5

More specifically, how do I tell if the origin of the repo on disk is a fork of some repo? I am thinking that it should be some API call, but I am not sure. Can I rely on "remote.upstream.url"?

3
  • 1
    I suppose that you should have matching commit IDs at the beginning of your local branch(es). Oct 28, 2019 at 21:10
  • do git config --get remote.origin.url Dec 5, 2022 at 20:28
  • This will tell me if the local repo is a clone. It does not tell me if the remote.origin.url is itself a fork.
    – mpersico
    Dec 8, 2022 at 17:14

2 Answers 2

3

You could use the GitHub API for Repositories to get a specific repo

GET /repos/:owner/:repo

(you can use a curl call from command line)

The JSON answer will include a "fork" field: value true or false.

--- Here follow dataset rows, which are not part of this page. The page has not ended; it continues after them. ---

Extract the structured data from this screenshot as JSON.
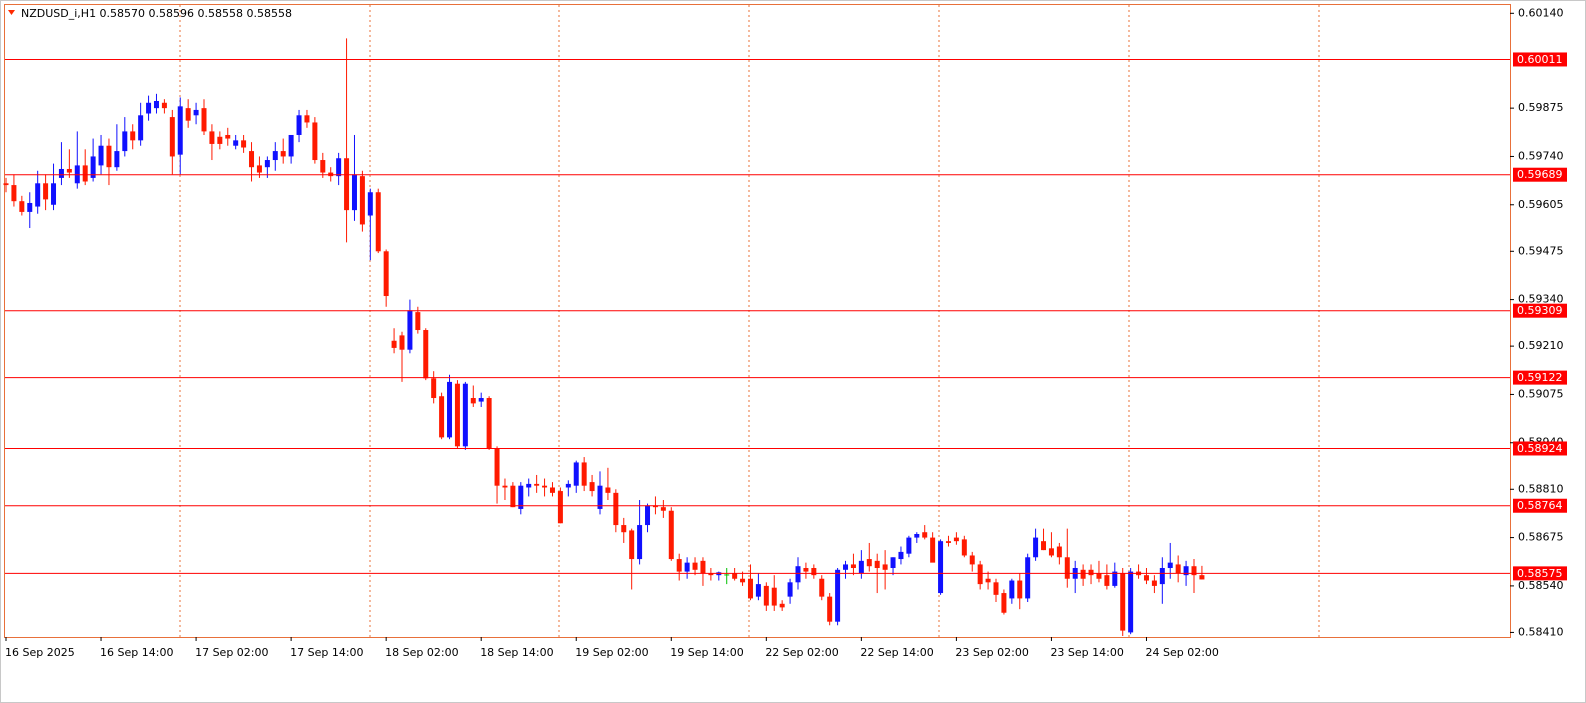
{
  "chart_data": {
    "type": "candlestick",
    "header": "NZDUSD_i,H1  0.58570 0.58596 0.58558 0.58558",
    "up_color": "#1010ff",
    "down_color": "#ff1a00",
    "doji_color": "#00c000",
    "level_color": "#ff0000",
    "ylim": [
      0.584,
      0.60166
    ],
    "yticks": [
      {
        "value": 0.6014,
        "label": "0.60140"
      },
      {
        "value": 0.59875,
        "label": "0.59875"
      },
      {
        "value": 0.5974,
        "label": "0.59740"
      },
      {
        "value": 0.59605,
        "label": "0.59605"
      },
      {
        "value": 0.59475,
        "label": "0.59475"
      },
      {
        "value": 0.5934,
        "label": "0.59340"
      },
      {
        "value": 0.5921,
        "label": "0.59210"
      },
      {
        "value": 0.59075,
        "label": "0.59075"
      },
      {
        "value": 0.5894,
        "label": "0.58940"
      },
      {
        "value": 0.5881,
        "label": "0.58810"
      },
      {
        "value": 0.58675,
        "label": "0.58675"
      },
      {
        "value": 0.5854,
        "label": "0.58540"
      },
      {
        "value": 0.5841,
        "label": "0.58410"
      }
    ],
    "levels": [
      0.60011,
      0.59689,
      0.59309,
      0.59122,
      0.58924,
      0.58764,
      0.58575
    ],
    "categories": [
      "16 Sep 2025",
      null,
      null,
      null,
      null,
      null,
      null,
      null,
      null,
      null,
      null,
      null,
      "16 Sep 14:00",
      null,
      null,
      null,
      null,
      null,
      null,
      null,
      null,
      null,
      null,
      null,
      "17 Sep 02:00",
      null,
      null,
      null,
      null,
      null,
      null,
      null,
      null,
      null,
      null,
      null,
      "17 Sep 14:00",
      null,
      null,
      null,
      null,
      null,
      null,
      null,
      null,
      null,
      null,
      null,
      "18 Sep 02:00",
      null,
      null,
      null,
      null,
      null,
      null,
      null,
      null,
      null,
      null,
      null,
      "18 Sep 14:00",
      null,
      null,
      null,
      null,
      null,
      null,
      null,
      null,
      null,
      null,
      null,
      "19 Sep 02:00",
      null,
      null,
      null,
      null,
      null,
      null,
      null,
      null,
      null,
      null,
      null,
      "19 Sep 14:00",
      null,
      null,
      null,
      null,
      null,
      null,
      null,
      null,
      null,
      null,
      null,
      "22 Sep 02:00",
      null,
      null,
      null,
      null,
      null,
      null,
      null,
      null,
      null,
      null,
      null,
      "22 Sep 14:00",
      null,
      null,
      null,
      null,
      null,
      null,
      null,
      null,
      null,
      null,
      null,
      "23 Sep 02:00",
      null,
      null,
      null,
      null,
      null,
      null,
      null,
      null,
      null,
      null,
      null,
      "23 Sep 14:00",
      null,
      null,
      null,
      null,
      null,
      null,
      null,
      null,
      null,
      null,
      null,
      "24 Sep 02:00",
      null,
      null,
      null,
      null,
      null,
      null,
      null
    ],
    "open": [
      0.59665,
      0.5966,
      0.59615,
      0.59585,
      0.596,
      0.59665,
      0.59605,
      0.5968,
      0.59705,
      0.59665,
      0.59715,
      0.5968,
      0.59715,
      0.5977,
      0.5971,
      0.59755,
      0.5981,
      0.59785,
      0.5986,
      0.59875,
      0.5989,
      0.5985,
      0.59745,
      0.59875,
      0.59855,
      0.59875,
      0.5981,
      0.59795,
      0.598,
      0.5977,
      0.59785,
      0.59755,
      0.59715,
      0.5971,
      0.5973,
      0.59755,
      0.5974,
      0.598,
      0.59855,
      0.59835,
      0.5973,
      0.59695,
      0.59685,
      0.59735,
      0.5959,
      0.59685,
      0.59575,
      0.5964,
      0.59475,
      0.59225,
      0.5924,
      0.592,
      0.59305,
      0.59255,
      0.5912,
      0.5907,
      0.58955,
      0.59105,
      0.5893,
      0.59065,
      0.59055,
      0.59065,
      0.58925,
      0.5882,
      0.5882,
      0.58755,
      0.58815,
      0.58825,
      0.5882,
      0.58815,
      0.58805,
      0.58815,
      0.5882,
      0.58885,
      0.5883,
      0.58755,
      0.58815,
      0.588,
      0.5871,
      0.58695,
      0.58615,
      0.5871,
      0.58765,
      0.5876,
      0.5875,
      0.58615,
      0.5858,
      0.58605,
      0.5861,
      0.58575,
      0.5857,
      0.58572,
      0.58575,
      0.5856,
      0.5856,
      0.5851,
      0.5854,
      0.58535,
      0.5849,
      0.5851,
      0.5855,
      0.5859,
      0.5859,
      0.5856,
      0.5851,
      0.5844,
      0.58585,
      0.586,
      0.58575,
      0.58615,
      0.5861,
      0.586,
      0.5859,
      0.58615,
      0.5863,
      0.58675,
      0.5869,
      0.58675,
      0.5852,
      0.58665,
      0.58675,
      0.5867,
      0.58625,
      0.586,
      0.5856,
      0.5855,
      0.5852,
      0.58505,
      0.58555,
      0.58505,
      0.5862,
      0.58665,
      0.58645,
      0.5865,
      0.5862,
      0.5856,
      0.58585,
      0.58585,
      0.58575,
      0.5857,
      0.5854,
      0.58575,
      0.5841,
      0.5858,
      0.5857,
      0.58555,
      0.58545,
      0.5859,
      0.586,
      0.5857,
      0.58595,
      0.5857
    ],
    "high": [
      0.5968,
      0.5969,
      0.5963,
      0.5964,
      0.597,
      0.5969,
      0.5972,
      0.5978,
      0.5976,
      0.5981,
      0.5976,
      0.5979,
      0.598,
      0.5979,
      0.5983,
      0.5985,
      0.5983,
      0.5989,
      0.5991,
      0.59915,
      0.599,
      0.5987,
      0.59905,
      0.599,
      0.5989,
      0.599,
      0.5983,
      0.5981,
      0.5982,
      0.598,
      0.598,
      0.5978,
      0.5974,
      0.5974,
      0.5978,
      0.5979,
      0.5979,
      0.5987,
      0.5987,
      0.5985,
      0.5975,
      0.5971,
      0.5975,
      0.6007,
      0.598,
      0.597,
      0.5965,
      0.5965,
      0.5948,
      0.5926,
      0.5925,
      0.5934,
      0.5932,
      0.5926,
      0.5914,
      0.5908,
      0.5913,
      0.59115,
      0.5911,
      0.591,
      0.5908,
      0.5907,
      0.5893,
      0.5884,
      0.5883,
      0.5883,
      0.5884,
      0.5885,
      0.5884,
      0.5883,
      0.58815,
      0.58835,
      0.5889,
      0.589,
      0.5885,
      0.5886,
      0.5887,
      0.5881,
      0.5873,
      0.587,
      0.5878,
      0.5877,
      0.5879,
      0.5878,
      0.5876,
      0.5863,
      0.5862,
      0.5862,
      0.5862,
      0.5859,
      0.5858,
      0.5859,
      0.5859,
      0.5858,
      0.586,
      0.58575,
      0.5855,
      0.5857,
      0.585,
      0.5856,
      0.5862,
      0.58605,
      0.586,
      0.5857,
      0.5852,
      0.5859,
      0.5861,
      0.5863,
      0.5864,
      0.5866,
      0.5863,
      0.5864,
      0.5862,
      0.5865,
      0.5868,
      0.5869,
      0.5871,
      0.5869,
      0.5867,
      0.5868,
      0.5869,
      0.5868,
      0.58635,
      0.5861,
      0.5858,
      0.5856,
      0.5853,
      0.5856,
      0.58575,
      0.5863,
      0.587,
      0.587,
      0.5869,
      0.5866,
      0.587,
      0.5861,
      0.586,
      0.586,
      0.5861,
      0.586,
      0.58605,
      0.5859,
      0.5859,
      0.586,
      0.5859,
      0.5857,
      0.5862,
      0.5866,
      0.58625,
      0.5861,
      0.58615,
      0.58596
    ],
    "low": [
      0.5964,
      0.596,
      0.59575,
      0.5954,
      0.5958,
      0.5959,
      0.5959,
      0.5966,
      0.5968,
      0.5965,
      0.5966,
      0.5967,
      0.5969,
      0.5966,
      0.597,
      0.5974,
      0.5976,
      0.5977,
      0.5984,
      0.5986,
      0.5986,
      0.5969,
      0.5969,
      0.5982,
      0.5983,
      0.598,
      0.5973,
      0.5976,
      0.5977,
      0.5976,
      0.5975,
      0.5967,
      0.5968,
      0.5968,
      0.597,
      0.5972,
      0.5972,
      0.5978,
      0.5982,
      0.5972,
      0.5968,
      0.5967,
      0.5966,
      0.595,
      0.5956,
      0.5953,
      0.5945,
      0.5947,
      0.5932,
      0.5919,
      0.5911,
      0.5919,
      0.59245,
      0.59115,
      0.5905,
      0.5895,
      0.5895,
      0.58925,
      0.5892,
      0.5904,
      0.5904,
      0.5892,
      0.5877,
      0.5878,
      0.5876,
      0.5874,
      0.5879,
      0.588,
      0.5879,
      0.5879,
      0.58715,
      0.5879,
      0.588,
      0.58805,
      0.5879,
      0.5874,
      0.5878,
      0.5869,
      0.5866,
      0.5853,
      0.586,
      0.5869,
      0.5874,
      0.5873,
      0.5861,
      0.58555,
      0.5856,
      0.5857,
      0.5854,
      0.58555,
      0.58555,
      0.58545,
      0.58555,
      0.5854,
      0.585,
      0.585,
      0.5847,
      0.5847,
      0.5847,
      0.5849,
      0.5853,
      0.5856,
      0.5856,
      0.585,
      0.5843,
      0.5843,
      0.5856,
      0.5857,
      0.5856,
      0.5858,
      0.5852,
      0.5853,
      0.5857,
      0.586,
      0.5862,
      0.5866,
      0.5867,
      0.5861,
      0.58515,
      0.5865,
      0.58655,
      0.5862,
      0.5858,
      0.5853,
      0.5853,
      0.58495,
      0.5846,
      0.5849,
      0.58475,
      0.58495,
      0.5861,
      0.5864,
      0.5862,
      0.586,
      0.58535,
      0.5852,
      0.5854,
      0.58545,
      0.5855,
      0.5853,
      0.58535,
      0.584,
      0.58405,
      0.5856,
      0.58545,
      0.5852,
      0.5849,
      0.5856,
      0.5855,
      0.5854,
      0.5852,
      0.58558
    ],
    "close": [
      0.5966,
      0.59615,
      0.59585,
      0.5961,
      0.59665,
      0.5962,
      0.59665,
      0.59705,
      0.59695,
      0.59715,
      0.5967,
      0.5974,
      0.5977,
      0.5971,
      0.59755,
      0.5981,
      0.59785,
      0.59855,
      0.5989,
      0.59895,
      0.59875,
      0.5974,
      0.5988,
      0.5984,
      0.5987,
      0.5981,
      0.59775,
      0.59775,
      0.5979,
      0.59785,
      0.59765,
      0.5971,
      0.59695,
      0.5973,
      0.59755,
      0.5974,
      0.598,
      0.59855,
      0.59835,
      0.5973,
      0.59695,
      0.59685,
      0.59735,
      0.5959,
      0.5969,
      0.5955,
      0.5964,
      0.59475,
      0.5935,
      0.59205,
      0.592,
      0.5931,
      0.59255,
      0.5912,
      0.59065,
      0.58955,
      0.5911,
      0.5893,
      0.59105,
      0.5905,
      0.59065,
      0.58925,
      0.5882,
      0.58815,
      0.5876,
      0.5882,
      0.58825,
      0.5882,
      0.58815,
      0.588,
      0.58715,
      0.58825,
      0.58885,
      0.5882,
      0.58805,
      0.5882,
      0.588,
      0.5871,
      0.5869,
      0.58615,
      0.5871,
      0.58765,
      0.5876,
      0.5875,
      0.58615,
      0.5858,
      0.58605,
      0.58585,
      0.58575,
      0.5857,
      0.58578,
      0.58572,
      0.5856,
      0.5855,
      0.58505,
      0.58545,
      0.58485,
      0.58485,
      0.5848,
      0.5855,
      0.58595,
      0.5858,
      0.5857,
      0.5851,
      0.5844,
      0.58585,
      0.586,
      0.5859,
      0.5861,
      0.58595,
      0.5859,
      0.58585,
      0.5862,
      0.58635,
      0.58675,
      0.58685,
      0.58675,
      0.58605,
      0.58665,
      0.5866,
      0.58665,
      0.58625,
      0.586,
      0.58545,
      0.5855,
      0.58515,
      0.58465,
      0.58555,
      0.58505,
      0.5862,
      0.58675,
      0.5864,
      0.58625,
      0.5862,
      0.5856,
      0.5859,
      0.5856,
      0.5857,
      0.5856,
      0.5854,
      0.5858,
      0.58415,
      0.5858,
      0.5857,
      0.58555,
      0.5854,
      0.5859,
      0.58605,
      0.58575,
      0.58595,
      0.5857,
      0.58558
    ]
  }
}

Another approach, using the GitHub CLI gh repo view command:

gh repo view VonC/git-cred --json isFork
{
  "isFork": false
}
3
  • 2
    AHA! I can ask MY repo what is it is a fork of. So :owner/:repo comes from git config --get remote.origin.url, looking for "fork": true and "full_name:" in "parent". Thank you.
    – mpersico
    Oct 29, 2019 at 21:01
  • 1
    @mpersico Exactly. Or, as I mention in stackoverflow.com/a/32991784/6309, git remote get-url origin.
    – VonC
    Oct 30, 2019 at 7:20
  • AHA2! I’ll be updating with this gem today. I try to read the release notes every time my machine gets a new git package but sometimes I miss it.
    – mpersico
    Oct 30, 2019 at 11:56
-3

Yes, do this:

(meta_learning) brandomiranda~/proverbot9001 ❯ git config --get remote.origin.url
git@github.com:brando90/proverbot9001.git
1
  • This will tell me if the local repo is a clone. It does not tell me if the remote.origin.url is itself a fork.